Like one of Ben’s students, I am not sure I entirely understood what Darin Bradley was trying to convey with Chimpanzee. At times I felt that the stream-of-consciousness style hindered more than helped in conveying what was going on, both in the scene and its significance to the overall plot and theme. Sometimes the style got too unrestrained, too random, which made me have to stop reading several times to backtrack and figure out just what was happening and its implications.
There are books where, even if you don’t get what the author was trying to convey, you know that the author was conveying some theme with the book; you just weren’t able to get it. By contrast, there are books where events are deliberately unconnected and unrelated, a sort of snapshot of events that lead nowhere in particular.
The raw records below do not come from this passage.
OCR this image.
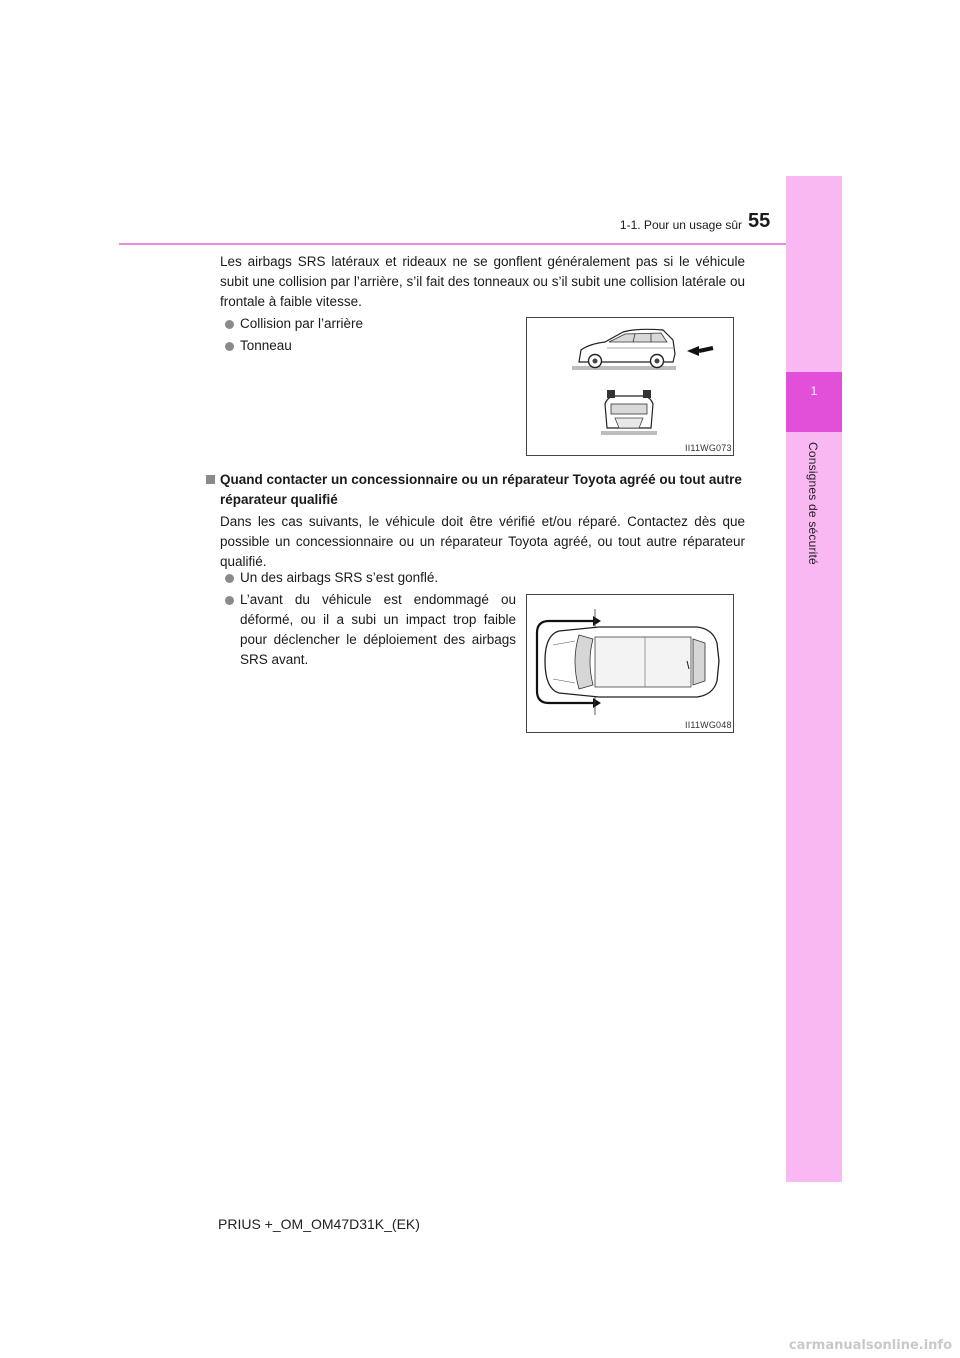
1
Consignes de sécurité
1-1. Pour un usage sûr 55

Les airbags SRS latéraux et rideaux ne se gonflent généralement pas si le véhicule subit une collision par l’arrière, s’il fait des tonneaux ou s’il subit une collision latérale ou frontale à faible vitesse.

Collision par l’arrière

Tonneau

II11WG073

Quand contacter un concessionnaire ou un réparateur Toyota agréé ou tout autre réparateur qualifié

Dans les cas suivants, le véhicule doit être vérifié et/ou réparé. Contactez dès que possible un concessionnaire ou un réparateur Toyota agréé, ou tout autre réparateur qualifié.

Un des airbags SRS s’est gonflé.

L’avant du véhicule est endommagé ou déformé, ou il a subi un impact trop faible pour déclencher le déploiement des airbags SRS avant.

II11WG048
PRIUS +_OM_OM47D31K_(EK)
carmanualsonline.info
Chimpanzee presents itself as a book belonging in the former category, even though it sometimes feels as if it is explicitly trying to make the reader give up and throw the book, or e-reader, against the wall, because of its interlocking periods of apparent geniality and mumbling confusion. That other reviews don’t go deeper than the superficial elements of the novel seems to imply that others may have been faced with these same difficulties. Even so, different readers will get different mileages out of Chimpanzee, and even though mine was suboptimal, I still fully agree with what I wrote in my review of Darin Bradley’s debut: it’s a shame there isn’t more buzz surrounding both the author and his titles.
I don’t even understand the concept here, actually. The somewhat materialistic idea that knowledge or learning can be “repossessed”sounds like a good short-story theme or one-liner; realistically, why would anyone bother? Why would the government bother? The main character got a degree that, in his world, has little/no commercial value, so the government messes with his brain to make sure it has little/no commercial value. Huh?
I know– student loans are killing us. I get it.
I think I won’t take this one on. It sounds like some interesting ideas that just weren’t well developed. And I agree with you about other reviews; no one knows what’s going on here, obviously.
That is actually explained: So, the US is in deep trouble right? Since they obviously need people with the skills to turn the country around so the government underwrites every loan taken for the purposes of pursuing an higher education. The trouble is that if everyone has a degree, what’s the value of it? It can’t be much, it’s a simple case of Say’s Law in action. So what they do is remove from the marketplace those that weren’t able to gain a job to artificially rise the value of those remaining, maintaining alive the incentive to pursue said degrees.
Of course a degree in Literary Studies has little monetary value, but we can hardly blame the author on that account as a lot of people are currently in pursuit equivalent ‘worthless’ degrees.
I still liked the book, and will continue on to read whatever the author writes next, but when it ended I didn’t feel like I my investment with it was worth it. I wonder what made Locus include it on their list. Maybe they we’re fooled by the confusing style into thinking that it held a deeper message (or they saw something I didn’t, but their review doesn’t point in that direction).
Ummm… okay.
I’d love to see a study of the correlation between reviewers who rated it highly and reviewers who are still paying off student loans.